If we keep doing the same things that we have been doing, we will continue to get the same results.
When I was young, I was told that there would always be "good jobs" available for anyone that got a good education and that worked hard.
What a crock of baloney that turned out to be.
According to a paper that was recently released by the Center for Economic and Policy Research, only 24.6 percent of all jobs in the United States qualify as "good jobs" at this point.
In a previous article, I detailed the three criteria that they used to define what a "good job" is….
#1 The job must pay at least $18.50 an hour. According to the authors, that is the equivalent of the median hourly pay for American workers back in 1979 after you adjust for inflation.
#2 The job must provide access to employer-sponsored health insurance, and the employer must pay at least some portion of the cost of that insurance.
#3 The job must provide access to an employer-sponsored retirement plan.
More than 75 percent of all jobs in the U.S. today are not "good jobs", and things are not looking promising for the future.
No wonder so many families are barely surviving these days. Right now, approximately 77 percent of all Americans are living paycheck to paycheck at least some of the time. That is a dreadful number.
But if you still do have a job, you should consider yourself to be fortunate.
There are millions upon millions of Americans out there without any job at all.
Did you know that 53 percent of all Americans with a bachelor's degree under the age of 25 were either unemployed or underemployed during 2011?
Hordes of fresh college graduates are entering the marketplace each year only to find that the good jobs that they were promised simply are not there.
And now it looks like things are getting even worse. This week Citigroup announced that it plans to eliminate 11,000 jobs in an attempt to reduce costs. But Citigroup is far from alone. We have seen dozens of major layoff announcements since the election. If you doubt this, just see this article and this article.

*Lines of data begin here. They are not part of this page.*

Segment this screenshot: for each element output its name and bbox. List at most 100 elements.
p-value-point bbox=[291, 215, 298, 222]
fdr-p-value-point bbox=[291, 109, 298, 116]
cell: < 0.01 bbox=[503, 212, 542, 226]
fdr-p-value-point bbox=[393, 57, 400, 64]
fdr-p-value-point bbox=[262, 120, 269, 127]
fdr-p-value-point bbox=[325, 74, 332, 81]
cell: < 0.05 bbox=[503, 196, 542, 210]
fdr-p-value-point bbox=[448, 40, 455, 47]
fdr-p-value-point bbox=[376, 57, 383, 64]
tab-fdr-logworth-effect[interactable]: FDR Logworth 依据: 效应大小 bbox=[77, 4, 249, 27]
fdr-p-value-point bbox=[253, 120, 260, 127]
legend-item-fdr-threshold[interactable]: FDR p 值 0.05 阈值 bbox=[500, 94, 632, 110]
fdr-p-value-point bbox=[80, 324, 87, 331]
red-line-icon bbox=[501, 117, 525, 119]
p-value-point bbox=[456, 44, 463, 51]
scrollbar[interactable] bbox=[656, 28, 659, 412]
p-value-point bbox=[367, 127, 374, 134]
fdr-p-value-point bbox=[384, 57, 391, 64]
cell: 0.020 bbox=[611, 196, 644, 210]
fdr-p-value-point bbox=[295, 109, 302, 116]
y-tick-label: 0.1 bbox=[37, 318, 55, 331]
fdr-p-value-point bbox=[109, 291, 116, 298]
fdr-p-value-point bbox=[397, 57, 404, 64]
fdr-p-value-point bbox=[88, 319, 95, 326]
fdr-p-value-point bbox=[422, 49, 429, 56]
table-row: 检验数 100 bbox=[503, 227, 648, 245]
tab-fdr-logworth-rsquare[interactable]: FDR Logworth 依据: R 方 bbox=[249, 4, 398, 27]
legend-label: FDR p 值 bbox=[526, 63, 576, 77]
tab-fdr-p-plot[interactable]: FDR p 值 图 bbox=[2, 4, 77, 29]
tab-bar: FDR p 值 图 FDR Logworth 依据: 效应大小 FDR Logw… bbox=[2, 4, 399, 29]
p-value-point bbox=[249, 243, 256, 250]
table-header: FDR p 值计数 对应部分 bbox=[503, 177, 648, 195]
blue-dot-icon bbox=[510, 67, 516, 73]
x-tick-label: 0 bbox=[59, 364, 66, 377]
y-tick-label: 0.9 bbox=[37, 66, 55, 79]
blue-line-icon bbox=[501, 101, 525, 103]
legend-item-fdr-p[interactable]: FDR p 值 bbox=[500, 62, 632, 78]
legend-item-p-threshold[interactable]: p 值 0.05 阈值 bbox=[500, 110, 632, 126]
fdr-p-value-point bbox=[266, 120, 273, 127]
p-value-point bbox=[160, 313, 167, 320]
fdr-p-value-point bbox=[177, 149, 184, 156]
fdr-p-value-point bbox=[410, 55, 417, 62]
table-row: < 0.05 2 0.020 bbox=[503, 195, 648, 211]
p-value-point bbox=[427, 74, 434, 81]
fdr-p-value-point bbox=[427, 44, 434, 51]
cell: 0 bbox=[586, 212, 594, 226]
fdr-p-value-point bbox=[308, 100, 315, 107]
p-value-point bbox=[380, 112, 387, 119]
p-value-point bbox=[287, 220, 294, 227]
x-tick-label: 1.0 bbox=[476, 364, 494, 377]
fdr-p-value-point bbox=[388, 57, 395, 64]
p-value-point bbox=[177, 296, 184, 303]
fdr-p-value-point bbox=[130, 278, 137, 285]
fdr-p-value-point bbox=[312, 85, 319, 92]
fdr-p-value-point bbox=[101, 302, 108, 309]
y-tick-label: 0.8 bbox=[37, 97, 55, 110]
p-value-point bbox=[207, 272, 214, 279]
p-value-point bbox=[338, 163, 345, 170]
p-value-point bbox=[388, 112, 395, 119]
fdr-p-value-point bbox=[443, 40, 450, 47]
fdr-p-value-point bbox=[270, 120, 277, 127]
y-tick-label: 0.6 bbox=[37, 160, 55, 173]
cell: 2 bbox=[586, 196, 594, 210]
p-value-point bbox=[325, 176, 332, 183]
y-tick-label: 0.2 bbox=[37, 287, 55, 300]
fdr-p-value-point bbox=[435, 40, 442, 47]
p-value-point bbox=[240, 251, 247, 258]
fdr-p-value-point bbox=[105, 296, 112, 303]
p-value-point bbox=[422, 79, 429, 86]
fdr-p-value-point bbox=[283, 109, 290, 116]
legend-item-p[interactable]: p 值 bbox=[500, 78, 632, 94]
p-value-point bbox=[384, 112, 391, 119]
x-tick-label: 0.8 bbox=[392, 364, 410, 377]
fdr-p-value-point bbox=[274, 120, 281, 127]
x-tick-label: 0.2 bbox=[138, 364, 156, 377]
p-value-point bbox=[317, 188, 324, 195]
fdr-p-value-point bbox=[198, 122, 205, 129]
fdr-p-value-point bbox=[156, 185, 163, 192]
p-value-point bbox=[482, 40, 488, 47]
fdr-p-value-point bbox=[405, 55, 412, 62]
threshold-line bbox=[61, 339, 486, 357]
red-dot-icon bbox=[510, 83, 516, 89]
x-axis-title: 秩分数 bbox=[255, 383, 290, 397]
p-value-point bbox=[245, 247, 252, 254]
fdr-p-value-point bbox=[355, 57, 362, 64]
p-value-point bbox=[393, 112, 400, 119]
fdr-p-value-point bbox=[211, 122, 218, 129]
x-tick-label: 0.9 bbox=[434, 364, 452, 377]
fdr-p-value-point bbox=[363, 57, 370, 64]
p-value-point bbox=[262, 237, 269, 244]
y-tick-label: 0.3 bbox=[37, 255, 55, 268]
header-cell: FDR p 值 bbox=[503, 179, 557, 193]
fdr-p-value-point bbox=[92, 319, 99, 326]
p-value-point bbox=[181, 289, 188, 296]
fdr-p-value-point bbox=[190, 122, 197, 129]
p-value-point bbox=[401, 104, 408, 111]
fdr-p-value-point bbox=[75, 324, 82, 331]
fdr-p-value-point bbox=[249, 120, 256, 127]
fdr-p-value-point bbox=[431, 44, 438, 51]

It is time to wake up and admit that our economy is in an advanced state of decline, that we need to quit shipping our jobs out of the country, and that what we are doing now is clearly not working.
If we are "the greatest economy on earth", then why are approximately 48 percent of all Americans either considered to be "low income" or are living in poverty?
We need to return to the principles that our Founding Fathers founded this country on or else things are going to get a lot worse and people are going to get very, very angry.
Our politicians have been pitting different groups of people against one another and many of them have been blaming the wealthy for all of our problems. Never before in my lifetime have I seen so much anger directed toward those that have money. This anger is even being expressed in ways that you would not normally expect. For example, the California Federation of Teachers recently produced a video that portrays wealthy people peeing on poor people. That shocked me.
Eventually, all of this anger is going to lead to violence if we are not careful. When the next major wave of the economic crisis strikes and unemployment gets significantly worse, I fear for what might happen. I believe that it is very possible that we may see mobs of struggling people storm into wealthy neighborhoods and play "Robin Hood" with their possessions.
Instead of hating one another, we need to return to the principles that once made our economy so great. Those principles would enable everyone to prosper.
Unfortunately, this country continues to turn away from those principles and hate and anger continue to grow.
If we continue down this path, the end result is going to be a complete and total nightmare.
It is possible to turn this economy around. But we can't do the same things that we have been doing. We have to start making better decisions.